Over het algemeen zal een toegedachte functie in een omgevingsvisie, programma of voorkeursrechtbeschikking nog niet erg concreet zijn uitgewerkt. Een omgevingsvisie, programma of voorkeursrechtbeschikking zullen doorgaans een omschrijving van de beoogde functies bevatten, maar daaruit moet wel blijken dat de toegedachte functie afwijkt van het huidige feitelijke gebruik. In het omgevingsplan dient de nieuwe functie daarentegen wel concreter te worden omschreven.

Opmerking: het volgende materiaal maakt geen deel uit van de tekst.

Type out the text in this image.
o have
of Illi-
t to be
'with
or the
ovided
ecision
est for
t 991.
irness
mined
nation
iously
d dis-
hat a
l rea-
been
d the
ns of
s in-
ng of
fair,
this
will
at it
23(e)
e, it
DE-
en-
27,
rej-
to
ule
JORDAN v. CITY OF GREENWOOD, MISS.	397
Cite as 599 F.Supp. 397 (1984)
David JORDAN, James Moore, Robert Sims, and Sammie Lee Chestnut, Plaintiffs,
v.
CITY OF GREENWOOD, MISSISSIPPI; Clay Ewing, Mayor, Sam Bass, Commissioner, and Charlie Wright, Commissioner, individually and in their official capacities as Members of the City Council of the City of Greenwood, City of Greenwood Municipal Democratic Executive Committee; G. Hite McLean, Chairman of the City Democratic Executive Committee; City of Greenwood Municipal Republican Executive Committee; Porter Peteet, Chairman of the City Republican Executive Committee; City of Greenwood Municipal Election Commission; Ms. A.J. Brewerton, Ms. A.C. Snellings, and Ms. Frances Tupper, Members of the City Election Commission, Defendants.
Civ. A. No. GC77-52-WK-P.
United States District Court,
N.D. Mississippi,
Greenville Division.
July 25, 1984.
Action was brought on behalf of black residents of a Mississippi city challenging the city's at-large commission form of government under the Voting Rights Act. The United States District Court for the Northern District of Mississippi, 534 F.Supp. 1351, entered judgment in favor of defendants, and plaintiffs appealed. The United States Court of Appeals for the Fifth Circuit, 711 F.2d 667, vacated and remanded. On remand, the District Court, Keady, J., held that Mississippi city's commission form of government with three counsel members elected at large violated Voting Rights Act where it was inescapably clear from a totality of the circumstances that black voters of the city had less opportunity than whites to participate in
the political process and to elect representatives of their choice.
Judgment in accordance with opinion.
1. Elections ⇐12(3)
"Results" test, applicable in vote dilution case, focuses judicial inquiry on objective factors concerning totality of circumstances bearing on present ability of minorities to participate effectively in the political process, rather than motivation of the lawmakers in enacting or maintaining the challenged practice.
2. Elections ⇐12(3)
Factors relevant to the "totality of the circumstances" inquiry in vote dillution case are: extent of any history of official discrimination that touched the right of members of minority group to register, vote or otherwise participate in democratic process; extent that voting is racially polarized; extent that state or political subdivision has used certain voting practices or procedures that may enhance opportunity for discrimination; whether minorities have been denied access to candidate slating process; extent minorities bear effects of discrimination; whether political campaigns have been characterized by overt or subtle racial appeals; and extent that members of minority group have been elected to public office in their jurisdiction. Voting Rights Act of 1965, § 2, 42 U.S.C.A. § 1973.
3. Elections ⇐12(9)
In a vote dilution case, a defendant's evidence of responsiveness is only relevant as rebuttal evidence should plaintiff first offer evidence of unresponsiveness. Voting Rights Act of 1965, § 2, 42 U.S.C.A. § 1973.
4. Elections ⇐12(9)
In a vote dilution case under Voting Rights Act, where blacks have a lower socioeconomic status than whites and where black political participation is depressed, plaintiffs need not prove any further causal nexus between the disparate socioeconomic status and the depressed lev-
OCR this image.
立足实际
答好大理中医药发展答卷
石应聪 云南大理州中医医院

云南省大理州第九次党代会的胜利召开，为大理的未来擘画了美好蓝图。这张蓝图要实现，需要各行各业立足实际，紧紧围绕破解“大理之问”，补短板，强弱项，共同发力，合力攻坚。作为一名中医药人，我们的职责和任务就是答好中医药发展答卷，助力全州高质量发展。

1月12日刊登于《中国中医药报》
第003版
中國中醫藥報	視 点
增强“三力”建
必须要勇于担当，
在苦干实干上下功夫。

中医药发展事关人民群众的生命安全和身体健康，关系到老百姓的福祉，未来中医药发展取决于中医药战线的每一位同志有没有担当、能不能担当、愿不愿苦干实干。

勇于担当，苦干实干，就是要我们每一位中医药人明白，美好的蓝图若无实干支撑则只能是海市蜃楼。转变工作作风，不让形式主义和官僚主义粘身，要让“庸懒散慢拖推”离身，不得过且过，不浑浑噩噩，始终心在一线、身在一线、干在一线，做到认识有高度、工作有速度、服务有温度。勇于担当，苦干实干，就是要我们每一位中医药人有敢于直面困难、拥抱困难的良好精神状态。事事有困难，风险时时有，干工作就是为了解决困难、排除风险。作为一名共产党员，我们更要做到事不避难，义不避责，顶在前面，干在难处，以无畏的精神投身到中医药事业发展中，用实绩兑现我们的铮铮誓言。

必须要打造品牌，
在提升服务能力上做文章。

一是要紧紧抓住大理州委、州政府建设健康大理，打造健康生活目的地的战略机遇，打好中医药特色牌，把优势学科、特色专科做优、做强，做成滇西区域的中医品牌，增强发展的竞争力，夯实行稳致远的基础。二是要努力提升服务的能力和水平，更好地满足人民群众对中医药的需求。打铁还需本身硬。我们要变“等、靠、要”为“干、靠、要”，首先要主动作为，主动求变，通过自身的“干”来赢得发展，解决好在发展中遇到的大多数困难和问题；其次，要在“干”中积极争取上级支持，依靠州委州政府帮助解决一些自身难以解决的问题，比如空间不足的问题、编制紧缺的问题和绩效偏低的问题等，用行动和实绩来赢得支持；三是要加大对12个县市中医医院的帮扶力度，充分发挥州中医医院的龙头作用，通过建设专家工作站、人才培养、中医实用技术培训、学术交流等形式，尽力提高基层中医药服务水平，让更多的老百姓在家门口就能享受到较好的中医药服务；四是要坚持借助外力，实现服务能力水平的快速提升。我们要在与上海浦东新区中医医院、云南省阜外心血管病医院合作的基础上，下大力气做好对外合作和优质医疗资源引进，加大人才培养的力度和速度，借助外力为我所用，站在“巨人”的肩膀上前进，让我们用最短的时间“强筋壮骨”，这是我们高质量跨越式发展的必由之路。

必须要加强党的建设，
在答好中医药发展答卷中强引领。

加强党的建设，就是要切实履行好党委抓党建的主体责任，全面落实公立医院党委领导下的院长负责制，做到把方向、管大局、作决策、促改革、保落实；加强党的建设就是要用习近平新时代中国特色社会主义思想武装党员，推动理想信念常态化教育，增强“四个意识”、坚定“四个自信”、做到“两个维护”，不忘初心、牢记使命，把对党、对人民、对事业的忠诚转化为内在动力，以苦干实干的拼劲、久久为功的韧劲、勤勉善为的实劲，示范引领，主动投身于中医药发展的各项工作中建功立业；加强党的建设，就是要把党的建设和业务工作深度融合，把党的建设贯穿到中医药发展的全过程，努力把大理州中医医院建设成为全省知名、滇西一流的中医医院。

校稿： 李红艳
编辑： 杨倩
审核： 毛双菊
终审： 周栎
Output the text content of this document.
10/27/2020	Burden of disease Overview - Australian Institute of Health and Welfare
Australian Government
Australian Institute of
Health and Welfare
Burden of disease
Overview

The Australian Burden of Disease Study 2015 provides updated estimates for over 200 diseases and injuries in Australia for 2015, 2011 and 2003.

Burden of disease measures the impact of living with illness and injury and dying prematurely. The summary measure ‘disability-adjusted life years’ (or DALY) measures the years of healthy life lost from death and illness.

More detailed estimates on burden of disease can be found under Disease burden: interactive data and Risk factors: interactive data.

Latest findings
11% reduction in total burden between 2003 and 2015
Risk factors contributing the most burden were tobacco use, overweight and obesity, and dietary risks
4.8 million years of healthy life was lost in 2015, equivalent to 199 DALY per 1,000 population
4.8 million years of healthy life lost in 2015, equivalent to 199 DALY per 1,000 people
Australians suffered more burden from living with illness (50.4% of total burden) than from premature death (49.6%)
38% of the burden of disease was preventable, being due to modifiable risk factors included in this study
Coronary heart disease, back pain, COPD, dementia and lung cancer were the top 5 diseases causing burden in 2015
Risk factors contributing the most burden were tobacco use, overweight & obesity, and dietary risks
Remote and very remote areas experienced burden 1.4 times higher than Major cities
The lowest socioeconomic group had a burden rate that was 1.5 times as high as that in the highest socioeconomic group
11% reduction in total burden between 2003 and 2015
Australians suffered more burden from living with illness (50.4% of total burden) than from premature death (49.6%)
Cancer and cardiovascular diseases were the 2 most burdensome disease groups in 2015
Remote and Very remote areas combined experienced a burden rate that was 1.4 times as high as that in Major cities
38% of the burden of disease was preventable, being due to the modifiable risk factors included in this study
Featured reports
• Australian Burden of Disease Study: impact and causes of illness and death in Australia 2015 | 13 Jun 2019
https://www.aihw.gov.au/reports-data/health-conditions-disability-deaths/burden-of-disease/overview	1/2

Stel: de gemeente wil een voorkeursrecht op uw perceel vestigen en de nieuwe functie staat al opgenomen in het omgevingsplan. In dat geval is het omgevingsplan de grondslag voor het vestigen van het voorkeursrecht. Is de nieuwe functie nog niet opgenomen in het omgevingsplan, maar wel in de omgevingsvisie of in een programma? Dan wordt die visie of dat programma de grondslag voor het voorkeursrecht. De wet kent geen volgorde tussen omgevingsvisie en programma. Als de functie nog niet is toegedeeld in het omgevingsplan of is toegedacht in de omgevingsvisie of een programma, dan kan de gemeente in een voorkeursrechtbeschikking zelf benoemen welke functie aan de locatie wordt toegedacht (de zelfstandige voorkeursrechtbeschikking).

Conclusie

Voor het vestigen van een voorkeursrecht gelden twee vereisten. Er moet sprake zijn van een perceel waaraan een niet-agrarische functie wordt toegedacht én het huidige gebruik moet afwijken van deze toegedeelde of toegedachte functie.

Er zijn verschillende juridische grondslagen waarop een voorkeursrecht gevestigd kan worden, zoals een omgevingsvisie, een programma en een bestemmingsplan of een zelfstandige voorkeursrechtbeschikking. Daarbij is het belangrijk dat de gemeente altijd kiest voor de meest concrete grondslag die beschikbaar is bij het instellen van het voorkeursrecht.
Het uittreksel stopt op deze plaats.